The size of a conditional probability table grows as 2ⁿ in the number of parents. A node with six binary parents needs 64 conditional probabilities — more than you can elicit reliably from a single expert. Mitigations: noisy-OR and noisy-AND parameterizations, canonical models, hierarchical structure, and learning parameters from data when you have it. Exact inference is NP-hard in general; for real networks, use variable elimination or message passing for trees, and approximate methods (loopy belief propagation, MCMC, variational) for the rest.

On priors

A prior is an answer to the question "what do I already know before looking?" That answer is almost never "nothing." Sensible priors come from: your warranty database, field returns, reliability-centered-maintenance analyses, physics of degradation, and structured expert elicitation. Uniform priors are a statement, not a default — they say you believe each hypothesis is equally plausible, which is usually false. A bad prior can dominate the posterior when evidence is weak, so it is worth the investment to get them right and to test sensitivity.
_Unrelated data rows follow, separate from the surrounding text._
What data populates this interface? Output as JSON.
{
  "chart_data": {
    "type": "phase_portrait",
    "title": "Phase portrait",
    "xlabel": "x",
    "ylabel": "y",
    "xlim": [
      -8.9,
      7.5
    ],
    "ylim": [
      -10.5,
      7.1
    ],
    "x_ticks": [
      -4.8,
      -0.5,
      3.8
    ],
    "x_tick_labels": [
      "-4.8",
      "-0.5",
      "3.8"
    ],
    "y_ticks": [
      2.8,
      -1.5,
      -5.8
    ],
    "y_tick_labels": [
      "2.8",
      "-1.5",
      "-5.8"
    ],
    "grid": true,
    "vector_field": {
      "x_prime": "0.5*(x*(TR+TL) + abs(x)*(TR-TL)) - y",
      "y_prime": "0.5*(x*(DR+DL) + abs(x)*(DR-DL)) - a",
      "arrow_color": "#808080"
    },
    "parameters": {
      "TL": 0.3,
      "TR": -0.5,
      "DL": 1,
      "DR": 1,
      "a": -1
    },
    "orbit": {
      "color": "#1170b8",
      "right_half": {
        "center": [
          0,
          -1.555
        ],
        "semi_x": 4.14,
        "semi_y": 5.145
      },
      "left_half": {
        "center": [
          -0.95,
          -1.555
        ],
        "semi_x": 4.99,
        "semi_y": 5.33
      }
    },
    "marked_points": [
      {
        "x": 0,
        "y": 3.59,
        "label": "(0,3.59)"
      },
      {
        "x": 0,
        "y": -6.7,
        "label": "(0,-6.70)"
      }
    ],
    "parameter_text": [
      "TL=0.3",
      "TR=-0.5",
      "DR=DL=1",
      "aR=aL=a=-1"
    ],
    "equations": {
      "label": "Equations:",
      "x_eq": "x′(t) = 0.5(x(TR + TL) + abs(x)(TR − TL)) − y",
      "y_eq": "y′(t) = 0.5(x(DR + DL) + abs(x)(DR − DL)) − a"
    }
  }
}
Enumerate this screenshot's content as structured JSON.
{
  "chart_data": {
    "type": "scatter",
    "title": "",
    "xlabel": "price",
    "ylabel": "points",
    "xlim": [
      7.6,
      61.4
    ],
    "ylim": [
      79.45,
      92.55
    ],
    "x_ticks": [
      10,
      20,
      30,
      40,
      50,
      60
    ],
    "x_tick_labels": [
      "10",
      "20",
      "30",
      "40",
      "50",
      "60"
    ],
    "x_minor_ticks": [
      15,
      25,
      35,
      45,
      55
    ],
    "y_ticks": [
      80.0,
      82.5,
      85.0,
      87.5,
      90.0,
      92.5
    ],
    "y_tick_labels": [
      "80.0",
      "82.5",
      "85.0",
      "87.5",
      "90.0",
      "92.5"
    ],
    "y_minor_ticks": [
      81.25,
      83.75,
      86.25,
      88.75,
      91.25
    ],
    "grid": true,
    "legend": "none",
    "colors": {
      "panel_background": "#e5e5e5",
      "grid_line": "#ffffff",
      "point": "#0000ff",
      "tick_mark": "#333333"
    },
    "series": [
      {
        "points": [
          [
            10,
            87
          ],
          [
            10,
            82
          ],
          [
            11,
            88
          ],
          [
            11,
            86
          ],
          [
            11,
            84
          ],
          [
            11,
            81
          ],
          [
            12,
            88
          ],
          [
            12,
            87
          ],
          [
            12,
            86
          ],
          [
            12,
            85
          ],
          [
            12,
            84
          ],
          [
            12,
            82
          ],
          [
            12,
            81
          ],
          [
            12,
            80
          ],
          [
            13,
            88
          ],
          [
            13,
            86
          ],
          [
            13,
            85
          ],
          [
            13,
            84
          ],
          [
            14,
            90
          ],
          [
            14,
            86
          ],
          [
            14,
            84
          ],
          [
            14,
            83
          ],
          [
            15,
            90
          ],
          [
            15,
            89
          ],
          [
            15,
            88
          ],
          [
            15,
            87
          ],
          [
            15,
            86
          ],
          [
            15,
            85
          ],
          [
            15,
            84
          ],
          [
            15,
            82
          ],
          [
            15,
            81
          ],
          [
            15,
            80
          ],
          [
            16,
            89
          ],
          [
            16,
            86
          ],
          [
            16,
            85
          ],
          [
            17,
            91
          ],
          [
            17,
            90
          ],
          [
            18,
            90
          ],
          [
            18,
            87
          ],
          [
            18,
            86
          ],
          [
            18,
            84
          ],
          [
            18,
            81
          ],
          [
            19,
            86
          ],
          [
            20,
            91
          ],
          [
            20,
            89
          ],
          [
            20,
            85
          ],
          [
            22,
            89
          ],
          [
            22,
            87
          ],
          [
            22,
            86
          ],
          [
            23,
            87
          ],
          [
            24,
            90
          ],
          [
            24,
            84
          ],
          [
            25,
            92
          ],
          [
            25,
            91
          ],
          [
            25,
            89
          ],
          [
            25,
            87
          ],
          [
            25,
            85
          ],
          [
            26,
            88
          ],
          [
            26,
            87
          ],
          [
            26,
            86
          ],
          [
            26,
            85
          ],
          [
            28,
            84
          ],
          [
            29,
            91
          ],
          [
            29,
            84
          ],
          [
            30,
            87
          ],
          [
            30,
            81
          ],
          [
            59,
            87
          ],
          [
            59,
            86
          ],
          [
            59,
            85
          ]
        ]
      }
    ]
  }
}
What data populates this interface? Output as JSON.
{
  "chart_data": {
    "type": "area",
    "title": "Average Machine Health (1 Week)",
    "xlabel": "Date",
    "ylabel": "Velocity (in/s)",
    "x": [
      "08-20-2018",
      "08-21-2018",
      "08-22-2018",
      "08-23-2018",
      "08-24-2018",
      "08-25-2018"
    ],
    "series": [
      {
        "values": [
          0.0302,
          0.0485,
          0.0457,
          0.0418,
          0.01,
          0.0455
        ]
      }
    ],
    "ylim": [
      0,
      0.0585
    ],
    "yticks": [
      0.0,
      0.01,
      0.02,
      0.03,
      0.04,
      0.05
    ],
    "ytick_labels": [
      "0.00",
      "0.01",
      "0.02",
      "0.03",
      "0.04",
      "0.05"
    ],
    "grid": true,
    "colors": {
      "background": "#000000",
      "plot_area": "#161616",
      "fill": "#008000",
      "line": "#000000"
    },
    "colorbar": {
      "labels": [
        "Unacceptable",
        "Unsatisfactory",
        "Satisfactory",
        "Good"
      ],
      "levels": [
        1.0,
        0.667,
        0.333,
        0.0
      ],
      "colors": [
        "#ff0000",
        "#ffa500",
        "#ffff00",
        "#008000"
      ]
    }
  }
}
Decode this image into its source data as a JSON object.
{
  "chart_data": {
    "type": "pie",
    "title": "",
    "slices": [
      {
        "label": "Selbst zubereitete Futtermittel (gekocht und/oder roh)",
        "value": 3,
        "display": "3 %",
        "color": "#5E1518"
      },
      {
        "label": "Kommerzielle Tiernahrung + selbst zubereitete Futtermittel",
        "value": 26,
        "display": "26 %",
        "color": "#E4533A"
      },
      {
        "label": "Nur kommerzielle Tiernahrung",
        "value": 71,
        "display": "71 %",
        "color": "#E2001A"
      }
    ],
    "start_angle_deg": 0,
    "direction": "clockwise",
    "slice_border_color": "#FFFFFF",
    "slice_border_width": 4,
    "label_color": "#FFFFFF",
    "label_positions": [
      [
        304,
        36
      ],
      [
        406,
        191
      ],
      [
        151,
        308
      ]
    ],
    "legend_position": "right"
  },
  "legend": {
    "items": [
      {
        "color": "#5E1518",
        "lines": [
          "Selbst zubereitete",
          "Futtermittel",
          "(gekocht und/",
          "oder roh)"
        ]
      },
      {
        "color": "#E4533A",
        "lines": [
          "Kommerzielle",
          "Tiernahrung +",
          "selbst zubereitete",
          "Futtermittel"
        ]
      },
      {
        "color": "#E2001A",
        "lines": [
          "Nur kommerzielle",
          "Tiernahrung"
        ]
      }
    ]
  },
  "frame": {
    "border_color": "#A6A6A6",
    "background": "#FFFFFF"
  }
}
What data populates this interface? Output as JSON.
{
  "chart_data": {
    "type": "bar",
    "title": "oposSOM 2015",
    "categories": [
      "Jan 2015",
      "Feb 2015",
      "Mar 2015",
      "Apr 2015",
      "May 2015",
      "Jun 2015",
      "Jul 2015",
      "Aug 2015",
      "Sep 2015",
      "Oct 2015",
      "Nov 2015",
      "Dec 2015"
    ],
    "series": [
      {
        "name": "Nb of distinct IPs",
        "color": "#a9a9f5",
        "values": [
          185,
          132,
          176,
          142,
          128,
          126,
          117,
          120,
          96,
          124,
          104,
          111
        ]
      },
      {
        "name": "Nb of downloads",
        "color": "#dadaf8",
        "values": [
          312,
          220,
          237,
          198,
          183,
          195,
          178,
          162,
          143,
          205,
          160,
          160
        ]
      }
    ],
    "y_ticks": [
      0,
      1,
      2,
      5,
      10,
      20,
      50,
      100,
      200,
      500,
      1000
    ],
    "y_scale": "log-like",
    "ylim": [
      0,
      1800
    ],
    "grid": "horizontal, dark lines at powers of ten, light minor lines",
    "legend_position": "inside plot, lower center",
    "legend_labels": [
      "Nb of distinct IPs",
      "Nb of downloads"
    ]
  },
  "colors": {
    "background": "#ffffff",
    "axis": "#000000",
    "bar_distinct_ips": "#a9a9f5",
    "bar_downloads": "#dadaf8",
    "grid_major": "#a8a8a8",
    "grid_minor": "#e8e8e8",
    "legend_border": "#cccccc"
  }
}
On the naive-Bayes assumption

The ranker in Figure 3 assumes symptoms are conditionally independent given the hypothesis. This is almost never exactly true — but it is often close enough to produce the correct ranking, which is what you actually care about. If accuracy of the posterior values matters (not just order), move to a full Bayesian network.

On model maintenance

A diagnostic model is a living thing. Fleets age. Operating environments shift. New failure modes emerge as components are redesigned. Post-deployment monitoring must include calibration drift (are my predicted probabilities matching observed frequencies?) and structural drift (are there hypotheses I should be adding?). A model that was good two years ago can be silently misleading today.

§ 6References

J. Pearl. Probabilistic Reasoning in Intelligent Systems: Networks of Plausible Inference. Morgan Kaufmann, 1988. The foundational monograph; chapter 2 on evidence propagation remains the cleanest exposition in print.
D. Koller and N. Friedman. Probabilistic Graphical Models: Principles and Techniques. MIT Press, 2009. The modern graduate-level treatment.
F. V. Jensen and T. D. Nielsen. Bayesian Networks and Decision Graphs. Springer, 2nd ed., 2007. Particularly readable on modeling decisions alongside probabilities.
IEC 61025:2006. Fault Tree Analysis (FTA). International Electrotechnical Commission. The reference standard for fault-tree notation and semantics.
ISO 26262:2018. Road vehicles — Functional safety. Parts 1–12. Requires quantitative safety arguments; fault trees and FMEDAs are central.
W. E. Vesely et al. Fault Tree Handbook with Aerospace Applications. NASA Office of Safety and Mission Assurance, 2002. Free, authoritative, full of worked examples.
SAE JA1012. A Guide to the Reliability-Centered Maintenance (RCM) Standard. SAE International. On how diagnostic reasoning feeds maintenance decisions.
A. Darwiche. Modeling and Reasoning with Bayesian Networks. Cambridge University Press, 2009. Strong on inference algorithms and sensitivity analysis.
M. J. Druzdzel and L. C. van der Gaag. Building probabilistic networks: Where do the numbers come from? IEEE Transactions on Knowledge and Data Engineering, 2000. A classic on eliciting priors and CPTs from experts.
M. G. Pecht. Prognostics and Health Management of Electronics. Wiley, 2008. Domain-specific application to the kinds of systems Vehicle Health Management is built on.